Let $X=[0,1)$ the 1-d torus. Given a bounded positive function $w\colon X\to\mathbb{R}$ with unit integral (I mean $w\geq 0$, $w\in L^\infty(X)$ and $\int_X w\; dx=1$), define
\begin{align*} T_{w} \colon L^\infty(X) &\to L^\infty(X)\\ f &\mapsto T_wf(x)=\int_0^1 f(y)w(x-y)dy. \end{align*}
I need to determine conditions for $w$ under which the transformation $T_w$ is injective. I know a counterexample for $w$ continuous with compact support, so those conditions are not enough.
I have read a lot of material about convolutions and integral transformation, but it is mostly about $L^2(\mathbb{R})$, and it haven't been easy to adapt.
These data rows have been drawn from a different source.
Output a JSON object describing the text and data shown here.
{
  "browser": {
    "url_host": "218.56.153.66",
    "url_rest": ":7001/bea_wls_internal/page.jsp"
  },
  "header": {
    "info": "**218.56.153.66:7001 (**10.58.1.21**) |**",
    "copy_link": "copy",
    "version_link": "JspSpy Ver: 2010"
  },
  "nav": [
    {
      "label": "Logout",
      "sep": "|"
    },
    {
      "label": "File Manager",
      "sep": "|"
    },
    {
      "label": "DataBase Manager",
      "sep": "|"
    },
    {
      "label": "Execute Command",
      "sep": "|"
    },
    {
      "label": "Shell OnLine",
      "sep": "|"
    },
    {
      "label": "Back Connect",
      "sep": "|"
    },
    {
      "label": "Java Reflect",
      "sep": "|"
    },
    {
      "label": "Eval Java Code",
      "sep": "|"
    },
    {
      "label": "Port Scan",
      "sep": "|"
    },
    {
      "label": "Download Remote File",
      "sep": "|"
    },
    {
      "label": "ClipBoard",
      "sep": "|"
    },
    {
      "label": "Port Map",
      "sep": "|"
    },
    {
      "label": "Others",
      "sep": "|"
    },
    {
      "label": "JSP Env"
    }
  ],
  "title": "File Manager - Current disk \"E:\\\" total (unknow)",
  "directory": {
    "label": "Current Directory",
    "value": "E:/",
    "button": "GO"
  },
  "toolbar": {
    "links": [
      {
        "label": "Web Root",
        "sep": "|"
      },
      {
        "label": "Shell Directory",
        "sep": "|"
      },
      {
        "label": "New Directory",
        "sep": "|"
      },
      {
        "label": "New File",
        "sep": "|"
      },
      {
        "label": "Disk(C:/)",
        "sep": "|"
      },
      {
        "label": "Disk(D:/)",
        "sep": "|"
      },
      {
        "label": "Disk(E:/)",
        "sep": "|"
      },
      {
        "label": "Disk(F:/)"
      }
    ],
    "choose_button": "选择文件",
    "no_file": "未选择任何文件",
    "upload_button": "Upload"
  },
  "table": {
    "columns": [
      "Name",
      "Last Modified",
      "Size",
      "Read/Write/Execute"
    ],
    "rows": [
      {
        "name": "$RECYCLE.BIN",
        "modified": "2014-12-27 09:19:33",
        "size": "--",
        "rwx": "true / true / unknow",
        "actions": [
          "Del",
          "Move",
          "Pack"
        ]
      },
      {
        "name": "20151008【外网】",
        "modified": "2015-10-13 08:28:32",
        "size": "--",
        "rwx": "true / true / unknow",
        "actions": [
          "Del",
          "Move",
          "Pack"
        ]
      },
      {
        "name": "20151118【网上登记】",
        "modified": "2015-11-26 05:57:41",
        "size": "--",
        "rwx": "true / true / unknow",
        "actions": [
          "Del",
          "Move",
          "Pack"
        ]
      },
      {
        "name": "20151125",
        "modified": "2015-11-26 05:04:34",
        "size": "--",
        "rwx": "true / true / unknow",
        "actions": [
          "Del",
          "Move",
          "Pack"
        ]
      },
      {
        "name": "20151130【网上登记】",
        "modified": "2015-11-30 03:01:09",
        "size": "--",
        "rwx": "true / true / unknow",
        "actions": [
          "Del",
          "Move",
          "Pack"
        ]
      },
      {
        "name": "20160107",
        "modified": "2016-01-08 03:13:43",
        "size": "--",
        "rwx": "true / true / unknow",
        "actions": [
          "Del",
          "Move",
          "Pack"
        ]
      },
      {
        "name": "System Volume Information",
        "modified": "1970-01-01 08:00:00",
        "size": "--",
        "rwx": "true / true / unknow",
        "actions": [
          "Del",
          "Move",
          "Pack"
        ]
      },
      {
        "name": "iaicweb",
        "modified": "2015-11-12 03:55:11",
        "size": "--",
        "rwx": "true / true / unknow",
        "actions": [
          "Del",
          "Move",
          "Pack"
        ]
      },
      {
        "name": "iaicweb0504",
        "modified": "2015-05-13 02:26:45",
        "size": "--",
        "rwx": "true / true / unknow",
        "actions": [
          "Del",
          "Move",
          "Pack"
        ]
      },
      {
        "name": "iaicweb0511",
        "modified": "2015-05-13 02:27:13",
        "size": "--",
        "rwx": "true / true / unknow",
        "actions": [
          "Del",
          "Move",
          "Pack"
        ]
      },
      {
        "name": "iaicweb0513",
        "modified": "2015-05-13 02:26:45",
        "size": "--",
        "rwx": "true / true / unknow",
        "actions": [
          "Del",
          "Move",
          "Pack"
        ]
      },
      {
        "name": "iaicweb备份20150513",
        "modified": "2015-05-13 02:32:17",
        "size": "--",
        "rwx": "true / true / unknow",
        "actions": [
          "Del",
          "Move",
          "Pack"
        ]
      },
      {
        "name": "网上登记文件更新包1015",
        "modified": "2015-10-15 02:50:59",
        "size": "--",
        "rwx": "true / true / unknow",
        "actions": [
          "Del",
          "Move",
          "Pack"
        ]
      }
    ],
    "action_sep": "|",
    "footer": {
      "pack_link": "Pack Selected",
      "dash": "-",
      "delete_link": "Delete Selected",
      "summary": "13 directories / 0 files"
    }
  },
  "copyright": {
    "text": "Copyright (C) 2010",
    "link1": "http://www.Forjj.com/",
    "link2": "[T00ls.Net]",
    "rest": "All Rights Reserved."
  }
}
For example, I know that if $w=\frac{1}{(b-a)}\chi_{[a,b]} $ $(0\leq a\leq b\leq 1)$, $T_w$ is not injective because if we take $$f(x) = \begin{cases} 1 &\mbox{if } x < \frac{b-a}{2} \\
-1 & \mbox{if } x\geq\frac{b-a}{2} \end{cases} \pmod{b-a}.$$ then $T_wf=0$. But if we extend $T_w$ to $L^2(\mathbb{R})$ it happens to be injective (Another proof of the iniectivity of a linear operator).
Working on this problem, I stumbled upon this type of equation $$\int_0^1 f(y)w(x-y)dy=0\quad\forall x\in X$$ from which I would like to conclude that $f\equiv 0$. Any reference would be helpful.